Чаша за Гнея вышла легковесной, потому следом за ней пропустили еще по одной – за Ливия. Слуга принес еще бобовой каши и второго зайца, какого тут же разодрали на куски.
– Ты балуешь нас. Публий! – простонал объевшийся Эмилий Павел. – Уж и не помню, когда я в последний раз так вкусно ел.
– Приходи ко мне! – буркнул Руф, завистливый даже к похвале. – В моем доме тебя угостят не хуже.
– Благодарю, – ответил Павел, не испытывавший ни малейшего желания связываться со вздорным Руфом. – Но почему вас заботят Балканы? Они далеко. Другое дело варвары-кельты, они-то рядом!
– После того как мы проучили инсубров, кельты притихнут! – убежденно сказал Гней Сципион.
– Смотря какие кельты! – осторожно вставил Фабий.

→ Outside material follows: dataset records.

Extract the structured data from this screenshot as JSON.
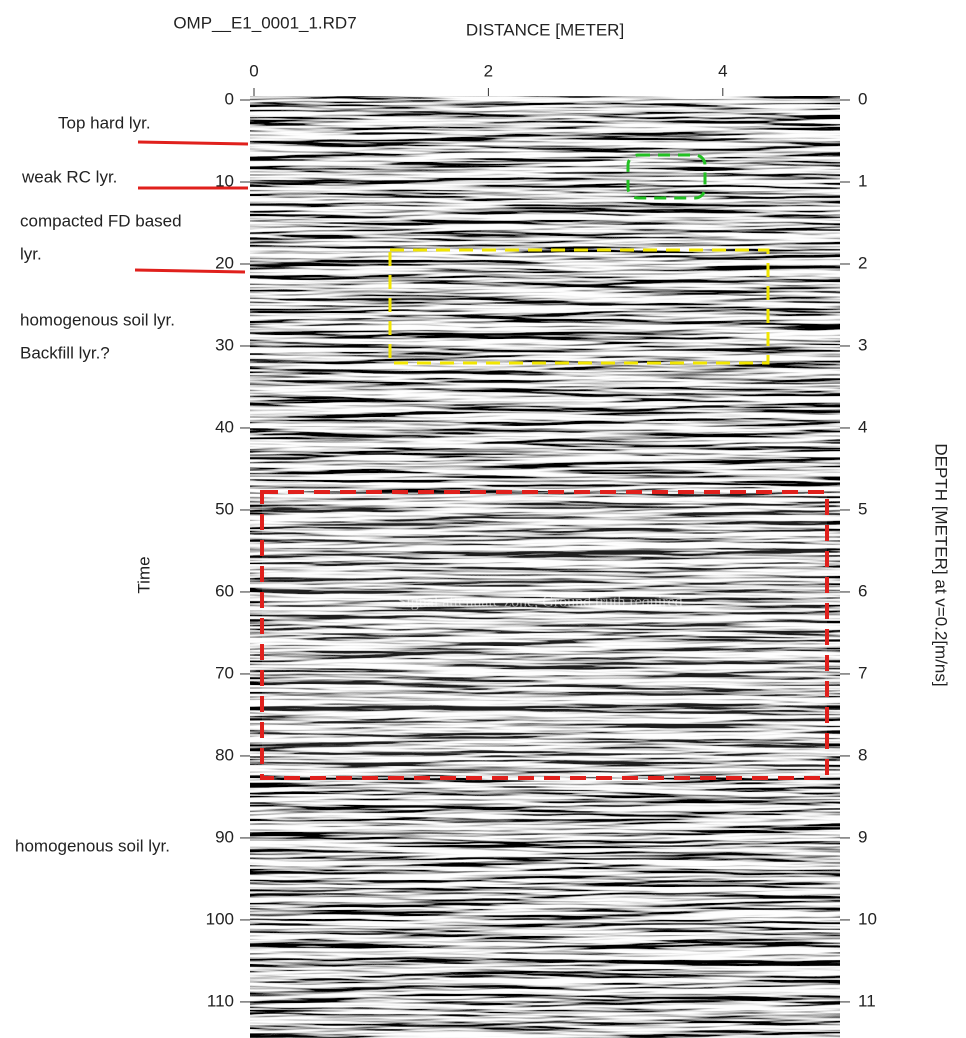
{
  "chart_data": {
    "type": "radargram",
    "title": "OMP__E1_0001_1.RD7",
    "x_label": "DISTANCE [METER]",
    "y_label": "Time",
    "y2_label": "DEPTH [METER] at v=0.2[m/ns]",
    "zone_label": "Signal attenuate zone, Ground truth required",
    "annotations": [
      "Top hard lyr.",
      "weak RC lyr.",
      "compacted FD based",
      "lyr.",
      "homogenous soil lyr.",
      "Backfill lyr.?",
      "homogenous soil lyr."
    ],
    "xlim": [
      0,
      5
    ],
    "xticks": [
      0,
      2,
      4
    ],
    "ylim": [
      0,
      114.4
    ],
    "yticks": [
      0,
      10,
      20,
      30,
      40,
      50,
      60,
      70,
      80,
      90,
      100,
      110
    ],
    "y2lim": [
      0,
      11.44
    ],
    "y2ticks": [
      0,
      1,
      2,
      3,
      4,
      5,
      6,
      7,
      8,
      9,
      10,
      11
    ]
  }
}
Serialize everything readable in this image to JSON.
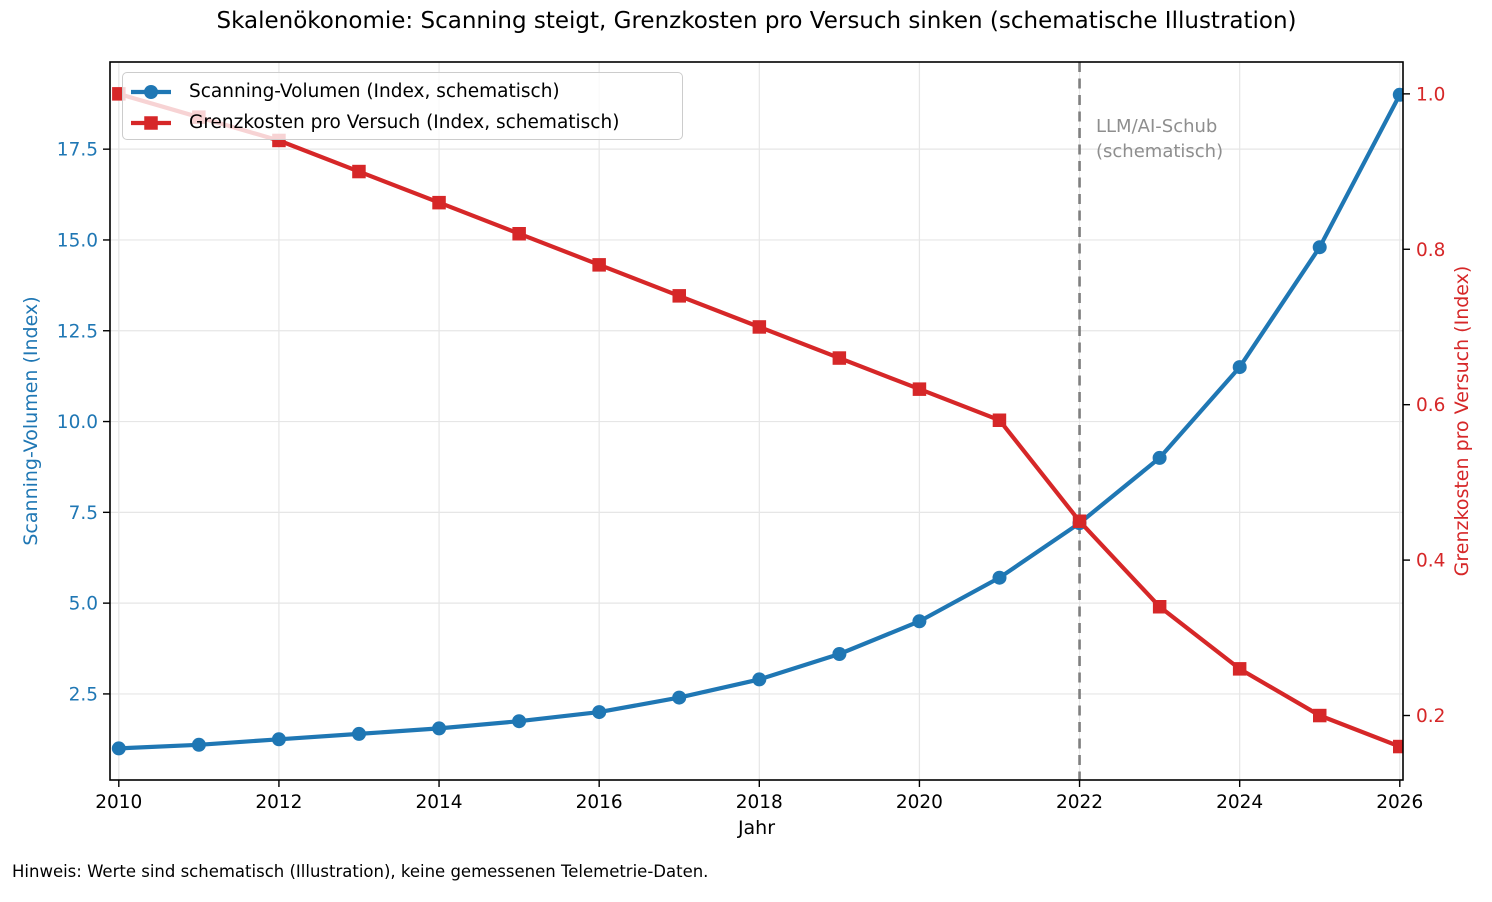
{
  "title": "Skalenökonomie: Scanning steigt, Grenzkosten pro Versuch sinken (schematische Illustration)",
  "footer_note": "Hinweis: Werte sind schematisch (Illustration), keine gemessenen Telemetrie-Daten.",
  "axes": {
    "x_label": "Jahr",
    "y_left_label": "Scanning-Volumen (Index)",
    "y_right_label": "Grenzkosten pro Versuch (Index)"
  },
  "annotation": {
    "line1": "LLM/AI-Schub",
    "line2": "(schematisch)"
  },
  "colors": {
    "blue": "#1f77b4",
    "red": "#d62728",
    "grid": "#e6e6e6",
    "event_line": "#7f7f7f",
    "annotation_text": "#8e8e8e",
    "axis_text": "#000000",
    "legend_border": "#cccccc"
  },
  "chart_data": {
    "type": "line",
    "title": "Skalenökonomie: Scanning steigt, Grenzkosten pro Versuch sinken (schematische Illustration)",
    "xlabel": "Jahr",
    "x": [
      2010,
      2011,
      2012,
      2013,
      2014,
      2015,
      2016,
      2017,
      2018,
      2019,
      2020,
      2021,
      2022,
      2023,
      2024,
      2025,
      2026
    ],
    "series": [
      {
        "name": "Scanning-Volumen (Index, schematisch)",
        "axis": "left",
        "color": "#1f77b4",
        "marker": "circle",
        "values": [
          1.0,
          1.1,
          1.25,
          1.4,
          1.55,
          1.75,
          2.0,
          2.4,
          2.9,
          3.6,
          4.5,
          5.7,
          7.2,
          9.0,
          11.5,
          14.8,
          19.0
        ]
      },
      {
        "name": "Grenzkosten pro Versuch (Index, schematisch)",
        "axis": "right",
        "color": "#d62728",
        "marker": "square",
        "values": [
          1.0,
          0.97,
          0.94,
          0.9,
          0.86,
          0.82,
          0.78,
          0.74,
          0.7,
          0.66,
          0.62,
          0.58,
          0.45,
          0.34,
          0.26,
          0.2,
          0.16
        ]
      }
    ],
    "x_ticks": [
      2010,
      2012,
      2014,
      2016,
      2018,
      2020,
      2022,
      2024,
      2026
    ],
    "y_left_ticks": [
      2.5,
      5.0,
      7.5,
      10.0,
      12.5,
      15.0,
      17.5
    ],
    "y_right_ticks": [
      0.2,
      0.4,
      0.6,
      0.8,
      1.0
    ],
    "xlim": [
      2009.89,
      2026.04
    ],
    "ylim_left": [
      0.13,
      19.9
    ],
    "ylim_right": [
      0.117,
      1.041
    ],
    "event_line": {
      "x": 2022,
      "label": "LLM/AI-Schub (schematisch)",
      "style": "dashed"
    },
    "grid": true,
    "legend_position": "upper left",
    "ylabel_left": "Scanning-Volumen (Index)",
    "ylabel_right": "Grenzkosten pro Versuch (Index)"
  }
}
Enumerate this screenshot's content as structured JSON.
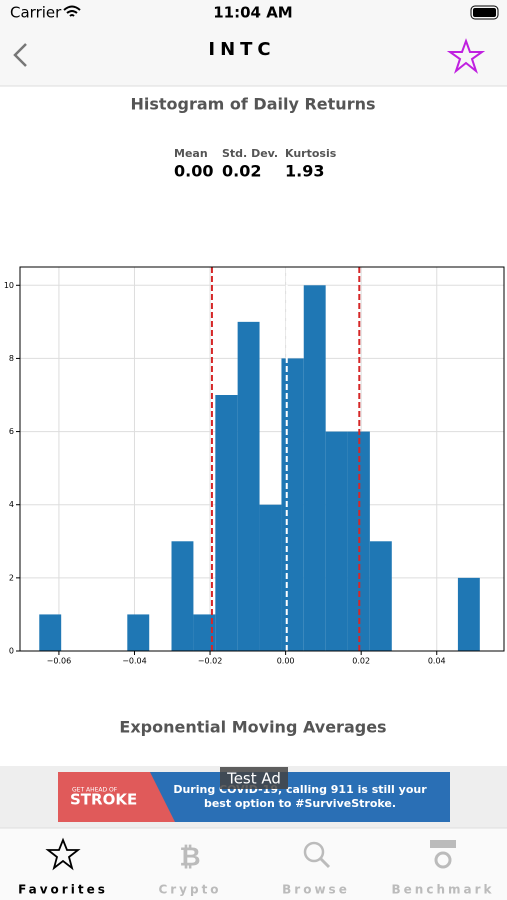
{
  "status_bar": {
    "carrier": "Carrier",
    "time": "11:04 AM"
  },
  "nav": {
    "title": "INTC"
  },
  "stats": [
    {
      "label": "Mean",
      "value": "0.00"
    },
    {
      "label": "Std. Dev.",
      "value": "0.02"
    },
    {
      "label": "Kurtosis",
      "value": "1.93"
    }
  ],
  "chart_data": {
    "type": "histogram",
    "title": "Histogram of Daily Returns",
    "color": "#1f77b4",
    "bins": [
      -0.0652,
      -0.0594,
      -0.0536,
      -0.0477,
      -0.0419,
      -0.0361,
      -0.0302,
      -0.0244,
      -0.0186,
      -0.0127,
      -0.0069,
      -0.0011,
      0.0048,
      0.0106,
      0.0164,
      0.0223,
      0.0281,
      0.0339,
      0.0398,
      0.0456,
      0.0514
    ],
    "counts": [
      1,
      0,
      0,
      0,
      1,
      0,
      3,
      1,
      7,
      9,
      4,
      8,
      10,
      6,
      6,
      3,
      0,
      0,
      0,
      2
    ],
    "vlines": [
      {
        "value": -0.0195,
        "color": "#d62728"
      },
      {
        "value": 0.0003,
        "color": "#ffffff"
      },
      {
        "value": 0.0195,
        "color": "#d62728"
      }
    ],
    "xlim": [
      -0.0703,
      0.0578
    ],
    "ylim": [
      0,
      10.5
    ],
    "xticks": [
      {
        "value": -0.06,
        "label": "−0.06"
      },
      {
        "value": -0.04,
        "label": "−0.04"
      },
      {
        "value": -0.02,
        "label": "−0.02"
      },
      {
        "value": 0,
        "label": "0.00"
      },
      {
        "value": 0.02,
        "label": "0.02"
      },
      {
        "value": 0.04,
        "label": "0.04"
      }
    ],
    "yticks": [
      0,
      2,
      4,
      6,
      8,
      10
    ],
    "grid": true
  },
  "section_title": "Exponential Moving Averages",
  "ad": {
    "badge": "Test Ad",
    "brand_top": "GET AHEAD OF",
    "brand": "STROKE",
    "text_1": "During COVID-19, calling 911 is still your",
    "text_2": "best option to #SurviveStroke."
  },
  "tabs": [
    "Favorites",
    "Crypto",
    "Browse",
    "Benchmark"
  ]
}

Старик славился умением единственной фразой привлечь к себе общее внимание. Челюсти разом перестали работать.
– Поясни нам. Фабий, что имеешь в виду, – попросил Ливии, отставляя недопитую чашу.
– Кроме инсубров есть еще и кельтиберы. Они не менее воинственны, и их много.
– Но они далеко! – со смехом воскликнул Руф. – Как они доберутся до нас?! Уж не думаешь ли ты, что они сумеют перелететь через горы на крыльях! Я, конечно, уважаю твою мудрость, но это уж слишком, Фабий…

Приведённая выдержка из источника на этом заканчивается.